Greek gods: Not so Ancient

I don’t know when or why I ordered the book Gods at War by Kyle Idleman from the library, but it arrived two days ago. I am only on page 24, and have had to stop, ponder, and discuss parts of the book with my husband a few times already. It’s one of those books—one requiring digestion and prayer.

gods at war

Gods at War is about idols, mini-gods we pursue in our lives.

Coincidentally, I am reading next year’s curriculum books for my children and started D’Aulaires’ Book of Greek Myths last week. The opening paragraph of this book reads:

“In olden times, when men still worshiped ugly idols, there lived in the land of Greece a folk of shepherds and herdsmen who cherished light and beauty. They did not worship dark idols like their neighbors, but created instead their own beautiful, radiant gods.”

Most of us have at least heard of a few of the gods D’Aulaire writes about: Zeus, Pandora, Aphrodite, etc.

Book of Greek Myths

As I read both books, the parallels became apparent. The Greek gods symbolize the gods we worship today. There is Athena, the goddess of wisdom, Aphrodite, goddess of love, Nike, spirit of victory, Apollo, god of light & music, Artemis, goddess of the hunt, and Dionysus, god of wine. We don’t worship Aphrodite, but do we worship love or sex? In other words, do we allow the pursuit of love (or victory, wisdom, food, or alcohol) to become the reason for our existence? Do our actions suggest that our real god or gods are love, wisdom, victory, food, or alcohol and not the One True God?

If those don’t apply to you, consider Hephaestus, the god of smiths and fires, who is hard-working and peace-loving. Pandora, whose insatiable curiosity caused her to release Greed, Vanity, Slander, and Envy. Metis, goddess of prudence. Hera, the jealous wife of Zeus. And Zeus, the all-powerful lord of the universe, who is controlling and conniving. I have to admit to bowing down to a few of these gods more than once in my lifetime (read: in the past few days).

Mix in a bit of Eris, spirit of strife, Ares, cruel god of war, moody and violent Poseidon, and Hades, lord of the dead, whom mortals fear, and you have a recipe for disaster. This family does not get along! They do not live peacefully together. Zeus overthrew his father’s throne and constantly looks over his shoulder to see if one of his children will do the same to him. Talk about gods at war!

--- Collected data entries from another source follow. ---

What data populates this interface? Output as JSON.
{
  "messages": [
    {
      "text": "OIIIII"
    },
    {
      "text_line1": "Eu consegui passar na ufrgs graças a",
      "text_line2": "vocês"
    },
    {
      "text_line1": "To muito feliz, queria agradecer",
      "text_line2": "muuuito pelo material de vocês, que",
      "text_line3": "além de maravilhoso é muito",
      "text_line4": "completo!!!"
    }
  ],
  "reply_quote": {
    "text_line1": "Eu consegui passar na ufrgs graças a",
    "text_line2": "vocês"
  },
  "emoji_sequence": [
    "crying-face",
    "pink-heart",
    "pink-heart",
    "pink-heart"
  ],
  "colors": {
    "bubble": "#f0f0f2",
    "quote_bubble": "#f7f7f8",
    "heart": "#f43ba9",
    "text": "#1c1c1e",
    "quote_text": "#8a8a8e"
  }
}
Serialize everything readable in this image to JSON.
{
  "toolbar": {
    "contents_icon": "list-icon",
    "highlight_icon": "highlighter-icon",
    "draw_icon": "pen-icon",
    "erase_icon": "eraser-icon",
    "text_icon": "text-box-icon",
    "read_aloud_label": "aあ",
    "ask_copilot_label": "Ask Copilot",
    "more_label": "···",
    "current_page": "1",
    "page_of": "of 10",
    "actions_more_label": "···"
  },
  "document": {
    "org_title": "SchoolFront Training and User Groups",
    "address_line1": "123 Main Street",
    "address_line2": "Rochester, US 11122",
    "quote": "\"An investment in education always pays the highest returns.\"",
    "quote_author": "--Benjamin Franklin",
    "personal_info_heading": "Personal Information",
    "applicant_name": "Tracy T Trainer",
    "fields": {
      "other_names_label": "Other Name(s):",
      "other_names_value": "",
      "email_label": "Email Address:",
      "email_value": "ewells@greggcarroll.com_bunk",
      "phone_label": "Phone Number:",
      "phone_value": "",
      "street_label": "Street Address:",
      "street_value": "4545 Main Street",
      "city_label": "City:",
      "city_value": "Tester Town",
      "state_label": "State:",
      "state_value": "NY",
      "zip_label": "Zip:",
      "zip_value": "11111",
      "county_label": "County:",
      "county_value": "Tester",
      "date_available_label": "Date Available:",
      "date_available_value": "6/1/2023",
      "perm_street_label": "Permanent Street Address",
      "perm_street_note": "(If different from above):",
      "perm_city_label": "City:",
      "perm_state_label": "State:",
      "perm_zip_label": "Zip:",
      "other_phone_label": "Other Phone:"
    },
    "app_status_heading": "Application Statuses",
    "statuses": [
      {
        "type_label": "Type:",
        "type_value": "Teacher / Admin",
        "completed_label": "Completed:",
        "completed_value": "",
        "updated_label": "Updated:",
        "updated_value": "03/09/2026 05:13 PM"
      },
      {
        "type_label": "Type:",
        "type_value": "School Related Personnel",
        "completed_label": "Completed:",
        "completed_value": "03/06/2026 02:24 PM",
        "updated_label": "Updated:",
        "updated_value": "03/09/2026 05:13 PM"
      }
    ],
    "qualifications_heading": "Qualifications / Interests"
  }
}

Similarly, there cannot be more than one god in our lives. Like the Greek gods, they cannot play nice. They are in competition with each other, battling for control. It creates dissension, unrest, and uneasiness.

Idleman states:

“When we hear God say, ‘You will have no other gods before me,’ we think of it as a hierarchy; God is always in first place. But there are no places. God isn’t interested in competing against others or being first among many.

God will not be part of any hierarchy.

He wasn’t saying ‘before me’ as in ‘ahead of me.’ A better understanding of the Hebrew word translated ‘before me’ is ‘in my presence.’”

I must admit I hadn’t looked at it from this perspective before.

So what hierarchy have we placed God on?

What other gods are battling for our attention?

My curiosity is peaked, my ears are perked, and my knees are bowed—to God, the Creator of the Universe. In the midst of my hectic schedule, I have been feeling frazzled, stressed, and agitated, an indication that something is amiss. I am ready (at least today) to expose the false idols and put God in His rightful place. What about you?


4 thoughts on “Greek gods: Not so Ancient

  1. Wow! Really great stuff to ponder, Barb. LOVE what you shared about hierarchy and “before”. I’m becoming convinced that every facet of living since the Fall – even causing the Fall – centers on comparison. When comparing/competing we focus on ourselves. We are anchored in ourselves/our idols/our gods. And when centered on ourselves we can’t do what sets us free, what we are created in his image to do: love others. Comparing is counter to God and His nature that never competes. He already IS everything. He needs nothing. He is complete. And in him, we are too. I wonder if I get that. … Thanks for some great food for thought this morning.


    • So true, Kay! My husband jokes that he would be perfect if it weren’t for other people — that’s where your thoughts on comparison come in. 😉 I appreciate your contribution . . . gives me more to ponder also.


  2. Pingback: Gods at War by Kyle Idleman – Book Review | In the Midst . . .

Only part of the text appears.